Fofoulah FOFOULAH
[Uscita: 19/09/2014]
Gran Bretagna-Senegal # Consigliato da Distorsioni
Il sabar è una percussione tradizionale dei griot del popolo wolof, diffusa fra Senegal e Gambia, capace per la particolare risonanza delle sue membrane di farsi udire a chilometri di distanza, era usata anche come mezzo per comunicare. Il suono potente, secco, frenetico del sabar è l’elemento ritmico intorno a cui nascono le nove composizioni del disco. E che il ritmo sia al centro della musica dei Fofoulah non sorprende se consideriamo che a produrlo è lo stesso batterista del gruppo Dave Smith, già nei Juju e nella band di Robert Plant. Ma ovviamente c’è anche molto altro, perché la musica dell’ensemble è il risultato delle differenti esperienze musicali e culturali dei musicisti coinvolti. I membri stabili dei Fofoulah sono cinque: Dave Smith, Kaw Secka al sabar, Tom Challenger (Red Snapper) al sax e tastiere, Phil Stevenson alla chitarra e Johnny Brierley al basso, ma molti sono gli ospiti nel disco, il cantante senegalese Batch Gueye in quattro brani, la cantante algerina Iness Mezel, il rapper inglese Ghostpoet e il gambiano Juldeh Camaraal al ritti, violino a una corda tradizionale del Centro Africa. Un ensemble multietnico espressione di una città, Londra, luogo di intrecci fra culture e popoli diversi.

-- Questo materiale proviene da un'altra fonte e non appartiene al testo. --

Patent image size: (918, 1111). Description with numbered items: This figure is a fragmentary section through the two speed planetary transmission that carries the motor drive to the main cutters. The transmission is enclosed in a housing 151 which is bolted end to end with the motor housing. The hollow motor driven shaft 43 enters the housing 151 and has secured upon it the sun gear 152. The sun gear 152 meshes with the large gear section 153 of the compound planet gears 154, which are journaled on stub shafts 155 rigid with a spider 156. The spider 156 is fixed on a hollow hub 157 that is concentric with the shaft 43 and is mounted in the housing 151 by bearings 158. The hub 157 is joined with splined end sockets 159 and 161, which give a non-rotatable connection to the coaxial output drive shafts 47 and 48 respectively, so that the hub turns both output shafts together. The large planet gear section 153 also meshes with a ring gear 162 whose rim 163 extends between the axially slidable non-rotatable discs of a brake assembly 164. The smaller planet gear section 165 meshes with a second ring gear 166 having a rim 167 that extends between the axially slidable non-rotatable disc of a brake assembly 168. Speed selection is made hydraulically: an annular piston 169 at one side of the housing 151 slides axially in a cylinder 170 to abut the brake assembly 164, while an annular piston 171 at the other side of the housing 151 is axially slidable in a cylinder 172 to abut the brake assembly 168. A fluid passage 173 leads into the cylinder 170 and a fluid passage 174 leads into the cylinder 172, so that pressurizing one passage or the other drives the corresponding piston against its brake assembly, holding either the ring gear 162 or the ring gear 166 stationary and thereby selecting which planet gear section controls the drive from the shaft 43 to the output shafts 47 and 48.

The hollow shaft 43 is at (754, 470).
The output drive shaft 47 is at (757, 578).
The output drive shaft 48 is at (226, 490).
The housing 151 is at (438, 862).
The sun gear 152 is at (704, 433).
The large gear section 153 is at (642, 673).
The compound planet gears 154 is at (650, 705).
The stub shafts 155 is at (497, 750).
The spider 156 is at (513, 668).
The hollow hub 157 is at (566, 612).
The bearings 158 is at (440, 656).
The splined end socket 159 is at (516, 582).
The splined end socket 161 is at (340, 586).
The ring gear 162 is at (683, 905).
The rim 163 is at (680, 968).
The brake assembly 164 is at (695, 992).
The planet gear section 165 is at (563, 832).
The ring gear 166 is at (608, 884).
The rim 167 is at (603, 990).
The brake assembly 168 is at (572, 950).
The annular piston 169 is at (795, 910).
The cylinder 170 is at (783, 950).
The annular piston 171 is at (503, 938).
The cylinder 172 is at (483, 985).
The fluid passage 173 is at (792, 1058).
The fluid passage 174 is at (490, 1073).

“Fofoulah” è un disco pieno di vita, dinamico, esuberante, incontro fra le radici dei ritmi dell’Africa Occidentale e i suoni metropolitani del dub, le sue linee di basso dilatano i tempi, creano trame sonore originali, una musica da ascoltare e da danzare secondo ritmi meticci. In alcuni momenti sembrano ricordare il dub mediterraneo dei nostri primi Almamegretta, come in Make Good (Soumala). No Troubles (Kelinte) apre l’album innestando su rimi afro e un groove trascinante il suono di un organo fantasmagorico e coloratissimo, Reality Rek impreziosito dalla voce di Batch Gueye in dialogo con un sassofono notturno e sincopato è brano suggestivo venato di malinconia, in Don’t Let Your Mind Unravel, Safe Travel l’hip hop combina perfettamente con i ritmi lenti e le chitarre evocative, Michael Franti o Gil Scott-Heron in viaggio nel continente nero., L’atmosfera complessiva del disco convince e avvince, sintesi di storie e tradizioni diverse, afro, dub, jazz, hip hop, funky, rilette con gli occhi e le orecchie rivolti all’attuale scena metropolitana. E’ un sound che certamente trova nel live la sua dimensione più esplosiva e trascinante, ma ottimo anche per essere ascoltato dal vostro stereo, alto volume e pigiando sui bassi.